Día de los Derechos Humanos: Declaración de la Alta Representante en nombre de la Unión Europea (Traducción No Oficial)
Cada mañana, en todo el mundo, millones de pequeños actos invisibles defienden silenciosamente la dignidad humana. Una niña que va al colegio con confianza porque su comunidad protege su seguridad; un estudiante que continúa su educación incluso cuando se le desalienta o se le prohíbe hacerlo; una superviviente que denuncia la violencia y encuentra apoyo; un periodista que arriesga su vida para informar sobre la verdad. No se trata de grandes gestos, sino de decisiones cotidianas, a menudo tomadas ante el miedo o la incertidumbre. En conjunto, estas decisiones cotidianas refuerzan nuestro compromiso común con los derechos humanos.
Los derechos humanos no son solo compromisos legales establecidos en convenciones internacionales. Los derechos humanos se viven, se experimentan y, a menudo, se desafían en la rutina de la vida cotidiana: en las aulas, los lugares de trabajo, los servicios públicos y los espacios en línea. Protegen la forma en que nos expresamos, practicamos nuestra religión, nos organizamos, amamos y participamos en nuestras comunidades cada día. Pertenecen a todos, en todas partes.
Juntos, nos enfrentamos a presiones cada vez mayores, desde la desinformación y la erosión democrática hasta la discriminación, la desigualdad y las terribles consecuencias de la guerra. En muchas partes del mundo, sobre todo en Ucrania y en otros lugares vecinos de la UE, millones de civiles luchan por sobrevivir ante la agresión.
En estos momentos, la promesa de los «derechos humanos cotidianos» cobra aún más importancia. Nos recuerda que los derechos no se mantienen por sí solos, sino que requieren una atención constante, valentía, solidaridad y apoyo. La defensa de los derechos humanos es un deber que incumbe a todos los Estados, lo que nos permite a cada uno de nosotros ejercerlos a través de nuestras acciones, nuestras decisiones y el respeto que mostramos hacia los demás.
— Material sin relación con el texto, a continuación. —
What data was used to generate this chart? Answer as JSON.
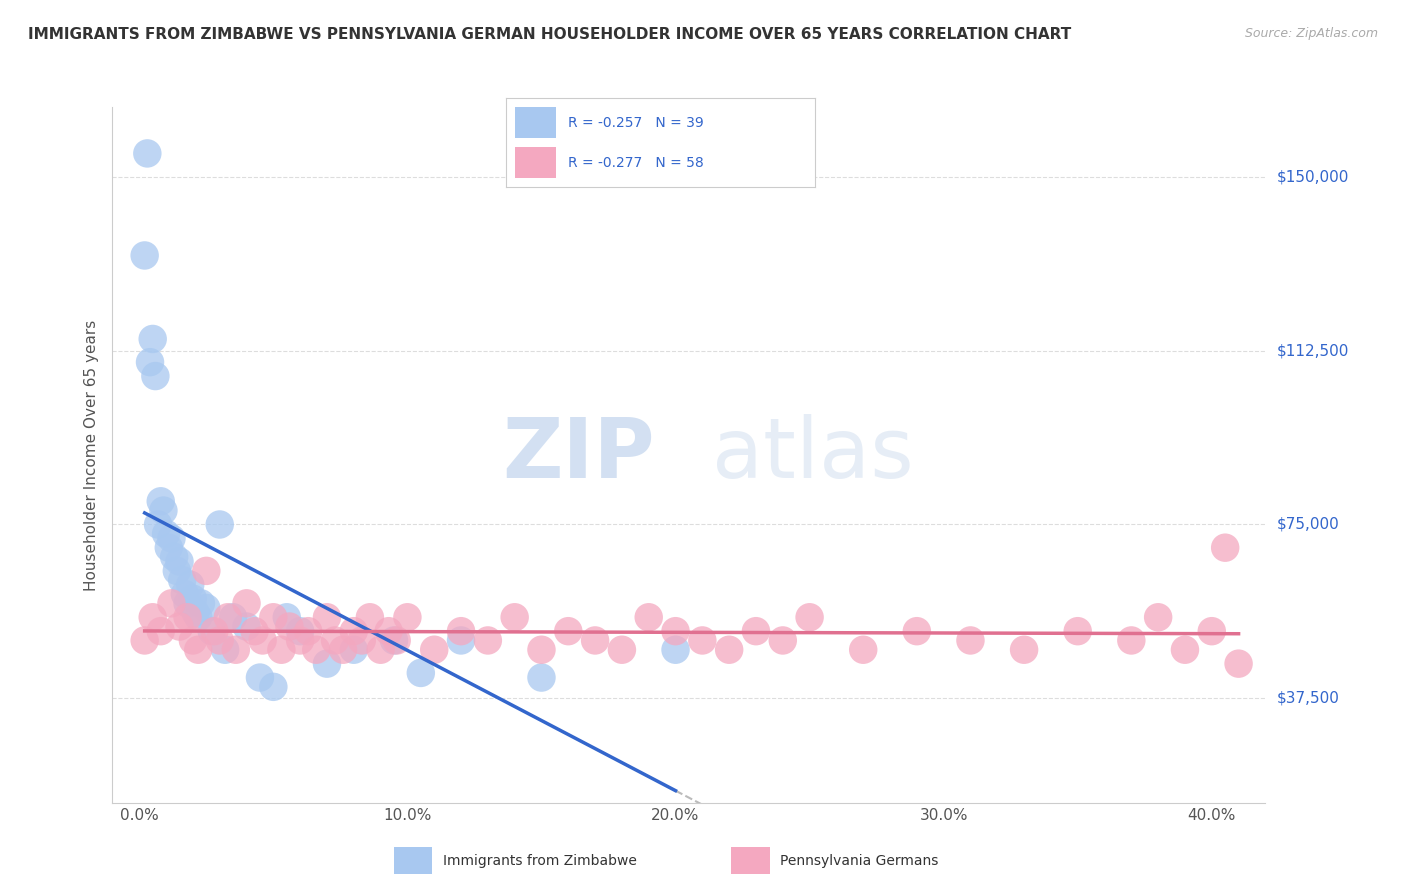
{
  "title": "IMMIGRANTS FROM ZIMBABWE VS PENNSYLVANIA GERMAN HOUSEHOLDER INCOME OVER 65 YEARS CORRELATION CHART",
  "source": "Source: ZipAtlas.com",
  "ylabel": "Householder Income Over 65 years",
  "xlabel_ticks": [
    "0.0%",
    "10.0%",
    "20.0%",
    "30.0%",
    "40.0%"
  ],
  "xlabel_vals": [
    0.0,
    0.1,
    0.2,
    0.3,
    0.4
  ],
  "ytick_labels": [
    "$37,500",
    "$75,000",
    "$112,500",
    "$150,000"
  ],
  "ytick_vals": [
    37500,
    75000,
    112500,
    150000
  ],
  "ylim": [
    15000,
    165000
  ],
  "xlim": [
    -0.01,
    0.42
  ],
  "r_zimbabwe": -0.257,
  "n_zimbabwe": 39,
  "r_penn_german": -0.277,
  "n_penn_german": 58,
  "zimbabwe_color": "#a8c8f0",
  "penn_german_color": "#f4a8c0",
  "zimbabwe_line_color": "#3366cc",
  "penn_german_line_color": "#e07090",
  "dashed_line_color": "#bbbbbb",
  "background_color": "#ffffff",
  "grid_color": "#dddddd",
  "label_color": "#3366cc",
  "watermark_zip": "ZIP",
  "watermark_atlas": "atlas",
  "zimbabwe_x": [
    0.002,
    0.003,
    0.004,
    0.005,
    0.006,
    0.007,
    0.008,
    0.009,
    0.01,
    0.011,
    0.012,
    0.013,
    0.014,
    0.015,
    0.016,
    0.017,
    0.018,
    0.019,
    0.02,
    0.021,
    0.022,
    0.023,
    0.025,
    0.027,
    0.03,
    0.032,
    0.035,
    0.04,
    0.045,
    0.05,
    0.055,
    0.06,
    0.07,
    0.08,
    0.095,
    0.105,
    0.12,
    0.15,
    0.2
  ],
  "zimbabwe_y": [
    133000,
    155000,
    110000,
    115000,
    107000,
    75000,
    80000,
    78000,
    73000,
    70000,
    72000,
    68000,
    65000,
    67000,
    63000,
    60000,
    58000,
    62000,
    59000,
    56000,
    55000,
    58000,
    57000,
    52000,
    75000,
    48000,
    55000,
    53000,
    42000,
    40000,
    55000,
    52000,
    45000,
    48000,
    50000,
    43000,
    50000,
    42000,
    48000
  ],
  "penn_german_x": [
    0.002,
    0.005,
    0.008,
    0.012,
    0.015,
    0.018,
    0.02,
    0.022,
    0.025,
    0.028,
    0.03,
    0.033,
    0.036,
    0.04,
    0.043,
    0.046,
    0.05,
    0.053,
    0.056,
    0.06,
    0.063,
    0.066,
    0.07,
    0.073,
    0.076,
    0.08,
    0.083,
    0.086,
    0.09,
    0.093,
    0.096,
    0.1,
    0.11,
    0.12,
    0.13,
    0.14,
    0.15,
    0.16,
    0.17,
    0.18,
    0.19,
    0.2,
    0.21,
    0.22,
    0.23,
    0.24,
    0.25,
    0.27,
    0.29,
    0.31,
    0.33,
    0.35,
    0.37,
    0.38,
    0.39,
    0.4,
    0.405,
    0.41
  ],
  "penn_german_y": [
    50000,
    55000,
    52000,
    58000,
    53000,
    55000,
    50000,
    48000,
    65000,
    52000,
    50000,
    55000,
    48000,
    58000,
    52000,
    50000,
    55000,
    48000,
    53000,
    50000,
    52000,
    48000,
    55000,
    50000,
    48000,
    52000,
    50000,
    55000,
    48000,
    52000,
    50000,
    55000,
    48000,
    52000,
    50000,
    55000,
    48000,
    52000,
    50000,
    48000,
    55000,
    52000,
    50000,
    48000,
    52000,
    50000,
    55000,
    48000,
    52000,
    50000,
    48000,
    52000,
    50000,
    55000,
    48000,
    52000,
    70000,
    45000
  ]
}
En este Día de los Derechos Humanos, la UE se mantiene firme en su compromiso de salvaguardar los derechos humanos tanto dentro como fuera de sus fronteras, y de garantizar la paz, la verdad, la justicia y la rendición de cuentas. Recuerda su apoyo inquebrantable a las Naciones Unidas, a la Oficina del Alto Comisionado para los Derechos Humanos y a todos sus socios en todo el mundo para instar a todos los Estados a que respeten y cumplan sus obligaciones en materia de derechos humanos. Este año también se cumple el 25.º aniversario de la Carta de los Derechos Fundamentales de la Unión Europea.
Hoy rendimos homenaje a las innumerables personas cuyas acciones cotidianas hacen realidad estos derechos. Sus historias nos recuerdan que el progreso no solo se produce en los tribunales o los parlamentos, sino cuando la gente común elige la empatía por encima de la indiferencia, la justicia por encima de la conveniencia, el coraje por encima del silencio y la dignidad por encima de la división.
Valoremos los derechos universales que nos protegen y defendamos los derechos que protegen a los demás. Y sigamos construyendo un mundo en el que se respeten los derechos humanos, todos los días y por parte de todos.